Bu yazımda, ana konuyu işlerken, dilimize adapta edilmiş kelimeler arasında Türkçemizde tam olarak karşılığı bulunanları (elimden geldiği kadar) parantezler içinde göstermeye çalışarak, gereksiz yere dilimizi (kendi kişisel görüşüme göre) nasıl kirlettiğimizi de göstermeyi amaçlıyorum.
“Tasarım Kavramı” nedir ?
Eğer, tasarım kavramının ne olduğu üzerinde anlaşmaya varabilirsek, ilişki / iletişim içinde bulunduğumuz / kullandığımız ürünlerin / nesnelerin hangilerinin “tasarım” içeriği taşıdığı ve hangilerinin bu içeriğin dışında kalıp, bilimsellik çerçevesi / teknolojik alan / teknolojik buluşlar içinde algılanması gerektiğinde fikir birliğine ( consensus: agreement in opinion, feeling, etc.; general agreement, as of opinion / hani Türkçede “konsensus” dediğimiz şey.) varabiliriz. Kavramların (concept: konsept) yanlış algılanması; insanların sosyo-ekonomik ilşkilerinde de yanlış gruplanmalarına / meslekler arasında alan kaymalarına / “endüstriyel tasarım” gibi yurdumda yeni yeşermeye başlayan mesleklerin başka ilgisiz mesleklerle ( endüstri mühendisliği gibi) karıştırılmasına (!) yol açmakta; endüstriyel tasarım (industrial design) üzerinde eğitim almış bireylerin mesleklerini terk ederek mimarlığın alt alanlarına kaymalarına, boş bırakılan bu alanın mühendislik ve teknik eğitim almış bireyler tarafından doldurulmasına, giderek zincirleme etkileşim (reaction) ile işyerlerinde paylaşım / dayanışma / işbirliği ile ürünlerin estetik / biçimsel rekabet şanslarını da zayıflatarak / yok ederek fabrika ( ve hatta yurdum) üretim verimliliğinin düşmesine... sebep olmaktadır.
Tasarım kavramını açıklamak için yapılmış pek çok değişik, kalıpsallaşmış cümleler var.
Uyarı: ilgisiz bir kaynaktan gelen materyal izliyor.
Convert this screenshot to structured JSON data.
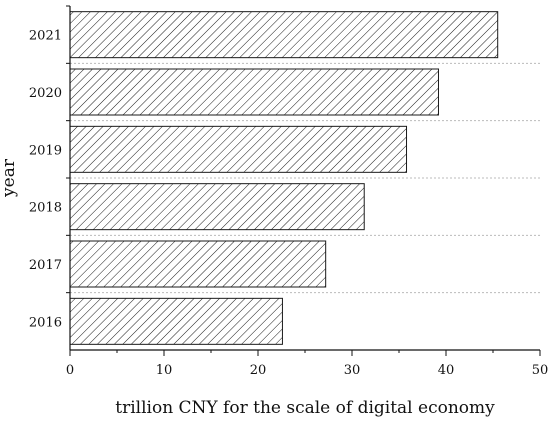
{
  "chart_data": {
    "type": "bar",
    "orientation": "horizontal",
    "categories": [
      "2016",
      "2017",
      "2018",
      "2019",
      "2020",
      "2021"
    ],
    "values": [
      22.6,
      27.2,
      31.3,
      35.8,
      39.2,
      45.5
    ],
    "xlabel": "trillion CNY for the scale of digital economy",
    "ylabel": "year",
    "xlim": [
      0,
      50
    ],
    "xticks": [
      "0",
      "10",
      "20",
      "30",
      "40",
      "50"
    ],
    "grid": "horizontal dotted",
    "bar_fill": "diagonal hatch",
    "bar_color": "#1a1a1a"
  }
}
Ben, bu
kalıpların hiç birini kullanmamak taraftarıyım. Tasarımın kendisi gibi, tarifi de ( içeriği değil ) tamamen öznel olmalıdır; kendi bilimsel sınırları içinde kalmak koşulu ile, her tasarımcının, kendi öznel tarifi olmalıdır. Zaten, tasarımcılığın ilk kuralı da bu öznellik / özgünlüktür. Ben, kavramın içeriğini ( kendi algıladığım biçimde ) anlatmak için yazıyorum; kaide / kural (dogma: a rigidly held principle or doctrine; a precept ) olsun diye değil. Doğal olarak da, fikirlerim tartışılmalıdır.
Tasarım kavramını öncelikle ikiye ayırarak başlamak, anlaşılmasını kolaylaştırmaya yarayabilir:
Doğanın tasarımları ve insanın tasarımları.
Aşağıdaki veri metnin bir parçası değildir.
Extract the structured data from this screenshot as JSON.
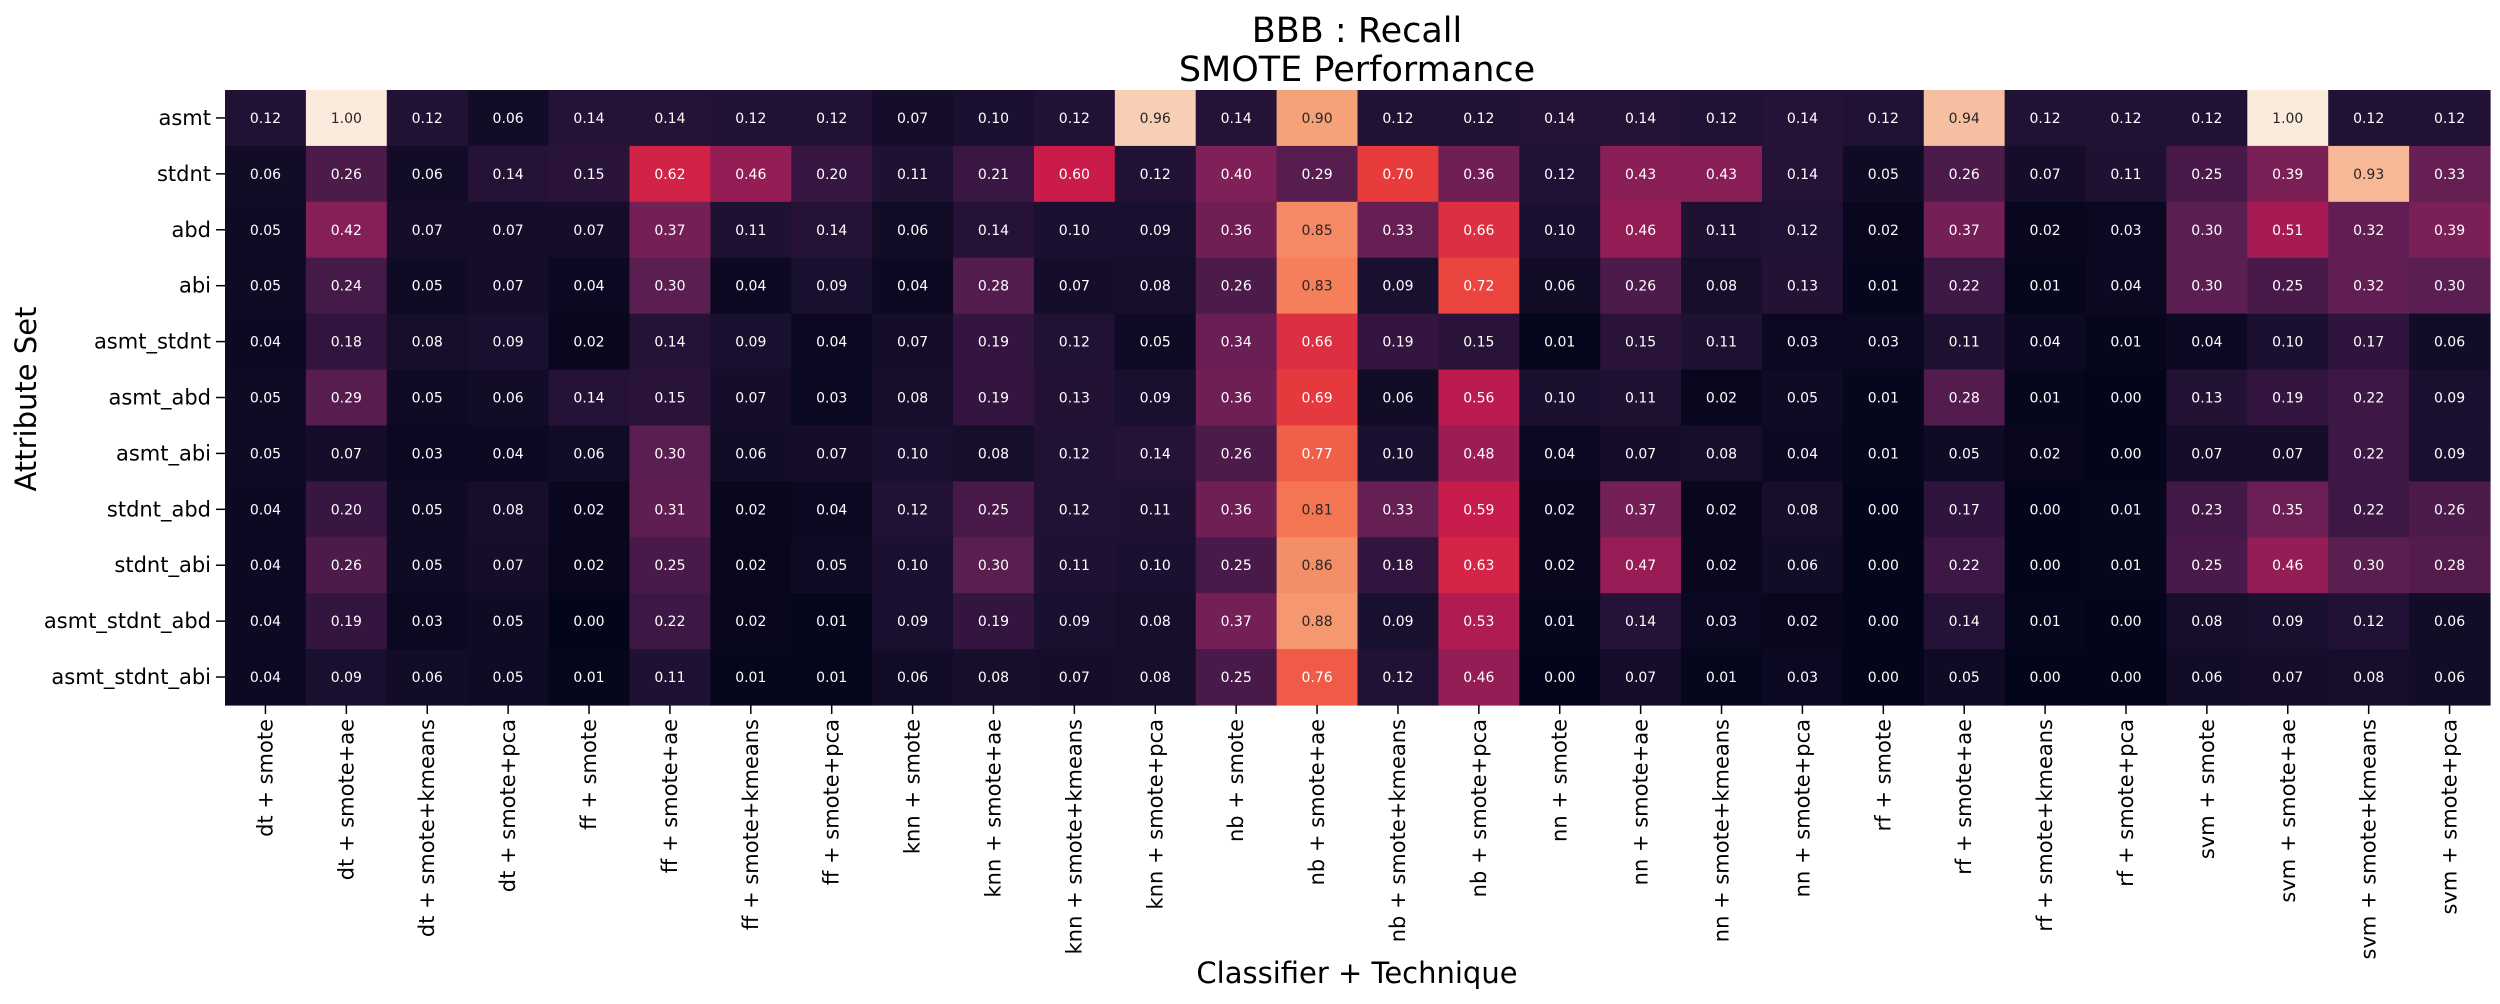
{
  "chart_data": {
    "type": "heatmap",
    "title": "BBB : Recall",
    "subtitle": "SMOTE Performance",
    "xlabel": "Classifier + Technique",
    "ylabel": "Attribute Set",
    "color_scale": "rocket",
    "value_range": [
      0,
      1
    ],
    "colorbar": false,
    "grid": false,
    "x_categories": [
      "dt + smote",
      "dt + smote+ae",
      "dt + smote+kmeans",
      "dt + smote+pca",
      "ff + smote",
      "ff + smote+ae",
      "ff + smote+kmeans",
      "ff + smote+pca",
      "knn + smote",
      "knn + smote+ae",
      "knn + smote+kmeans",
      "knn + smote+pca",
      "nb + smote",
      "nb + smote+ae",
      "nb + smote+kmeans",
      "nb + smote+pca",
      "nn + smote",
      "nn + smote+ae",
      "nn + smote+kmeans",
      "nn + smote+pca",
      "rf + smote",
      "rf + smote+ae",
      "rf + smote+kmeans",
      "rf + smote+pca",
      "svm + smote",
      "svm + smote+ae",
      "svm + smote+kmeans",
      "svm + smote+pca"
    ],
    "y_categories": [
      "asmt",
      "stdnt",
      "abd",
      "abi",
      "asmt_stdnt",
      "asmt_abd",
      "asmt_abi",
      "stdnt_abd",
      "stdnt_abi",
      "asmt_stdnt_abd",
      "asmt_stdnt_abi"
    ],
    "values": [
      [
        0.12,
        1.0,
        0.12,
        0.06,
        0.14,
        0.14,
        0.12,
        0.12,
        0.07,
        0.1,
        0.12,
        0.96,
        0.14,
        0.9,
        0.12,
        0.12,
        0.14,
        0.14,
        0.12,
        0.14,
        0.12,
        0.94,
        0.12,
        0.12,
        0.12,
        1.0,
        0.12,
        0.12
      ],
      [
        0.06,
        0.26,
        0.06,
        0.14,
        0.15,
        0.62,
        0.46,
        0.2,
        0.11,
        0.21,
        0.6,
        0.12,
        0.4,
        0.29,
        0.7,
        0.36,
        0.12,
        0.43,
        0.43,
        0.14,
        0.05,
        0.26,
        0.07,
        0.11,
        0.25,
        0.39,
        0.93,
        0.33
      ],
      [
        0.05,
        0.42,
        0.07,
        0.07,
        0.07,
        0.37,
        0.11,
        0.14,
        0.06,
        0.14,
        0.1,
        0.09,
        0.36,
        0.85,
        0.33,
        0.66,
        0.1,
        0.46,
        0.11,
        0.12,
        0.02,
        0.37,
        0.02,
        0.03,
        0.3,
        0.51,
        0.32,
        0.39
      ],
      [
        0.05,
        0.24,
        0.05,
        0.07,
        0.04,
        0.3,
        0.04,
        0.09,
        0.04,
        0.28,
        0.07,
        0.08,
        0.26,
        0.83,
        0.09,
        0.72,
        0.06,
        0.26,
        0.08,
        0.13,
        0.01,
        0.22,
        0.01,
        0.04,
        0.3,
        0.25,
        0.32,
        0.3
      ],
      [
        0.04,
        0.18,
        0.08,
        0.09,
        0.02,
        0.14,
        0.09,
        0.04,
        0.07,
        0.19,
        0.12,
        0.05,
        0.34,
        0.66,
        0.19,
        0.15,
        0.01,
        0.15,
        0.11,
        0.03,
        0.03,
        0.11,
        0.04,
        0.01,
        0.04,
        0.1,
        0.17,
        0.06
      ],
      [
        0.05,
        0.29,
        0.05,
        0.06,
        0.14,
        0.15,
        0.07,
        0.03,
        0.08,
        0.19,
        0.13,
        0.09,
        0.36,
        0.69,
        0.06,
        0.56,
        0.1,
        0.11,
        0.02,
        0.05,
        0.01,
        0.28,
        0.01,
        0.0,
        0.13,
        0.19,
        0.22,
        0.09
      ],
      [
        0.05,
        0.07,
        0.03,
        0.04,
        0.06,
        0.3,
        0.06,
        0.07,
        0.1,
        0.08,
        0.12,
        0.14,
        0.26,
        0.77,
        0.1,
        0.48,
        0.04,
        0.07,
        0.08,
        0.04,
        0.01,
        0.05,
        0.02,
        0.0,
        0.07,
        0.07,
        0.22,
        0.09
      ],
      [
        0.04,
        0.2,
        0.05,
        0.08,
        0.02,
        0.31,
        0.02,
        0.04,
        0.12,
        0.25,
        0.12,
        0.11,
        0.36,
        0.81,
        0.33,
        0.59,
        0.02,
        0.37,
        0.02,
        0.08,
        0.0,
        0.17,
        0.0,
        0.01,
        0.23,
        0.35,
        0.22,
        0.26
      ],
      [
        0.04,
        0.26,
        0.05,
        0.07,
        0.02,
        0.25,
        0.02,
        0.05,
        0.1,
        0.3,
        0.11,
        0.1,
        0.25,
        0.86,
        0.18,
        0.63,
        0.02,
        0.47,
        0.02,
        0.06,
        0.0,
        0.22,
        0.0,
        0.01,
        0.25,
        0.46,
        0.3,
        0.28
      ],
      [
        0.04,
        0.19,
        0.03,
        0.05,
        0.0,
        0.22,
        0.02,
        0.01,
        0.09,
        0.19,
        0.09,
        0.08,
        0.37,
        0.88,
        0.09,
        0.53,
        0.01,
        0.14,
        0.03,
        0.02,
        0.0,
        0.14,
        0.01,
        0.0,
        0.08,
        0.09,
        0.12,
        0.06
      ],
      [
        0.04,
        0.09,
        0.06,
        0.05,
        0.01,
        0.11,
        0.01,
        0.01,
        0.06,
        0.08,
        0.07,
        0.08,
        0.25,
        0.76,
        0.12,
        0.46,
        0.0,
        0.07,
        0.01,
        0.03,
        0.0,
        0.05,
        0.0,
        0.0,
        0.06,
        0.07,
        0.08,
        0.06
      ]
    ]
  }
}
Bu ilk gruplaştırma, tasarım kavramının temel / özgün niteliklerinden de ilk üçünü ortaya çıkarır.
Birincisi: tasarım, en mükemmel örnekleri ile doğa tarafından yapılmış olduğuna göre, benzersiz /hayranlık uyandırıcı / kusursuz olmak özellikleri ile bir sanat eseridir. Sanatın ne olduğu sorusu, sanat eserinin nasıl ve nice olması gerektiğini içeren bütün sorular, doğanın tasarımlarında en tartışmasız / en doğru cevaplarını bulurlar.
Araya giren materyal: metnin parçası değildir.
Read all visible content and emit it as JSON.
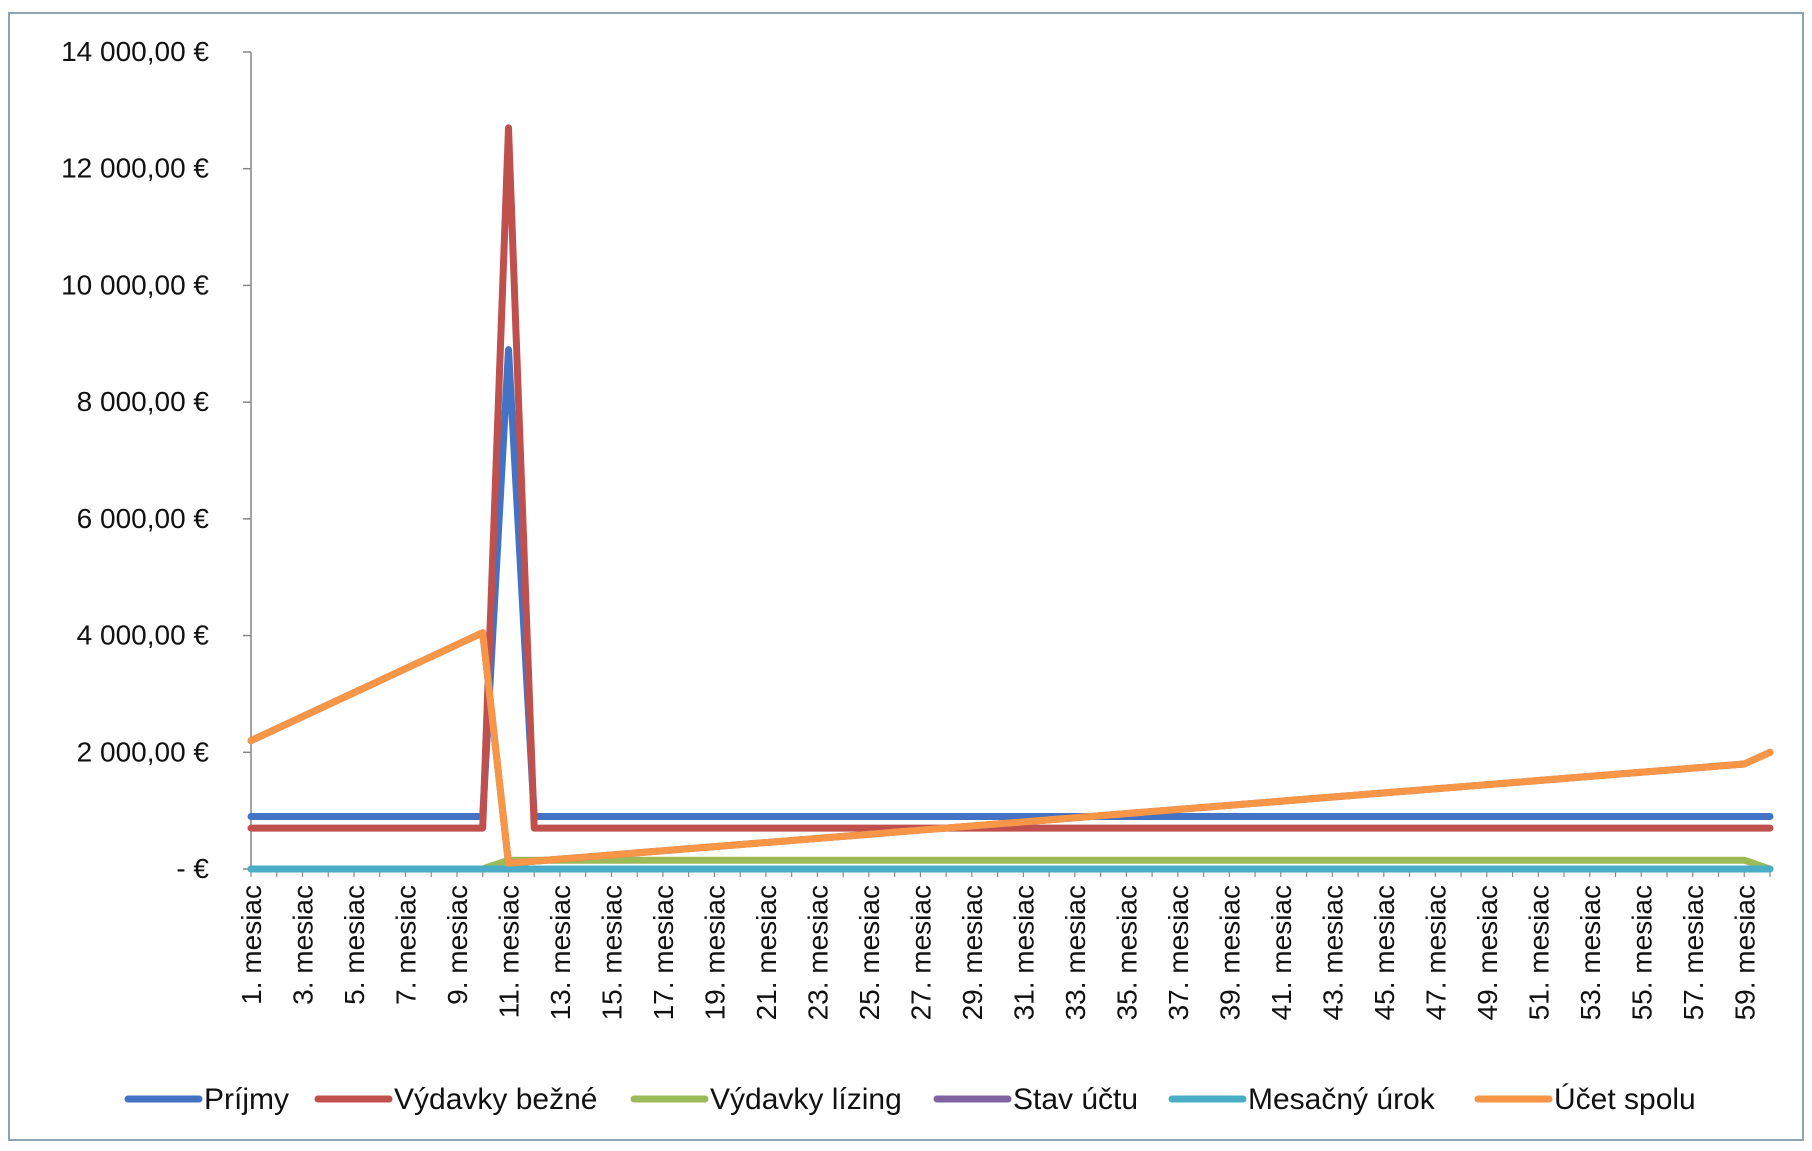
{
  "chart_data": {
    "type": "line",
    "title": "",
    "xlabel": "",
    "ylabel": "",
    "ylim": [
      0,
      14000
    ],
    "y_ticks": [
      {
        "value": 0,
        "label": "-   €"
      },
      {
        "value": 2000,
        "label": "2 000,00 €"
      },
      {
        "value": 4000,
        "label": "4 000,00 €"
      },
      {
        "value": 6000,
        "label": "6 000,00 €"
      },
      {
        "value": 8000,
        "label": "8 000,00 €"
      },
      {
        "value": 10000,
        "label": "10 000,00 €"
      },
      {
        "value": 12000,
        "label": "12 000,00 €"
      },
      {
        "value": 14000,
        "label": "14 000,00 €"
      }
    ],
    "x_tick_labels": [
      "1. mesiac",
      "3. mesiac",
      "5. mesiac",
      "7. mesiac",
      "9. mesiac",
      "11. mesiac",
      "13. mesiac",
      "15. mesiac",
      "17. mesiac",
      "19. mesiac",
      "21. mesiac",
      "23. mesiac",
      "25. mesiac",
      "27. mesiac",
      "29. mesiac",
      "31. mesiac",
      "33. mesiac",
      "35. mesiac",
      "37. mesiac",
      "39. mesiac",
      "41. mesiac",
      "43. mesiac",
      "45. mesiac",
      "47. mesiac",
      "49. mesiac",
      "51. mesiac",
      "53. mesiac",
      "55. mesiac",
      "57. mesiac",
      "59. mesiac"
    ],
    "grid": false,
    "legend_position": "bottom",
    "series": [
      {
        "name": "Príjmy",
        "color": "#4472C4",
        "points": [
          [
            1,
            900
          ],
          [
            10,
            900
          ],
          [
            11,
            8900
          ],
          [
            12,
            900
          ],
          [
            60,
            900
          ]
        ]
      },
      {
        "name": "Výdavky bežné",
        "color": "#C0504D",
        "points": [
          [
            1,
            700
          ],
          [
            10,
            700
          ],
          [
            11,
            12700
          ],
          [
            12,
            700
          ],
          [
            60,
            700
          ]
        ]
      },
      {
        "name": "Výdavky lízing",
        "color": "#9BBB59",
        "points": [
          [
            1,
            0
          ],
          [
            10,
            0
          ],
          [
            11,
            150
          ],
          [
            59,
            150
          ],
          [
            60,
            0
          ]
        ]
      },
      {
        "name": "Stav účtu",
        "color": "#8064A2",
        "points": [
          [
            1,
            2200
          ],
          [
            10,
            4050
          ],
          [
            11,
            100
          ],
          [
            59,
            1800
          ],
          [
            60,
            2000
          ]
        ]
      },
      {
        "name": "Mesačný úrok",
        "color": "#4BACC6",
        "points": [
          [
            1,
            0
          ],
          [
            60,
            0
          ]
        ]
      },
      {
        "name": "Účet spolu",
        "color": "#F79646",
        "points": [
          [
            1,
            2200
          ],
          [
            10,
            4050
          ],
          [
            11,
            100
          ],
          [
            59,
            1800
          ],
          [
            60,
            2000
          ]
        ]
      }
    ]
  }
}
İkincisi: varoluşundan bugüne / sonsuza kadar insanoğlunun yapmış / yapacak olduğu gibi, tasarım (eseri) kopya / taklit edilmek, kendisinden esinlenilmek ve benzerleri ile iletişim / etkileşim içinde olmak zaafı / zorunluluğu içindedir. Doğayı kopya / taklit edenlerin, hiçbir zaman doğanın yaratıcı gücüne erişemeyecekleri gerçeği ile yüzleşmek, kendilerinin de aynı hedefte oldukları bilinci ile durup dinlenmeye / kibirlenmeye / kendilerinden esinlenenleri küçümsemeye hakları olmadığı gerçeğini kabul etmek yükümlülükleri vardır. Burada dikkatleri çekmek istediğim husus, özgün bir tasarım eserinin kenarına köşesine yuvarlak hatlar (radius: yarıçap) atılarak kopyalanması kadar basit işlemlerden söz etmekte olmadığımdır.
Doğa tasarımlarının üçüncü özelliği, hoşgörü kabul etmez bir katılık taşır: insan tasarımları ölümlü, doğa tasarımları ölümsüzdür. İnsanın da becerebildiği ölümsüz tasarımları vardır elbette; zaten amaç, bu düzeye erişebilmektir (bir coca-cola şişesinde veya bir karınca sandalyede olabildiği gibi).
Yukarıdaki her üç özelliğe (şüphesiz) sahip olmalarına rağmen, doğa tasarımlarını bir başka açıdan analize ( bu kelimeyi, “analysis: the seperation of a complex material or conception into its elements” yani “ayrıştırma” anlamında kullanıyorum.) devam edelim.
Görsel / biçimsel / nesnel olarak algıladığımız doğa tasarımları, ( bakan değil ) gören göz / algılayan beyinde iki farklı duygu / izlenim / etki yaratır.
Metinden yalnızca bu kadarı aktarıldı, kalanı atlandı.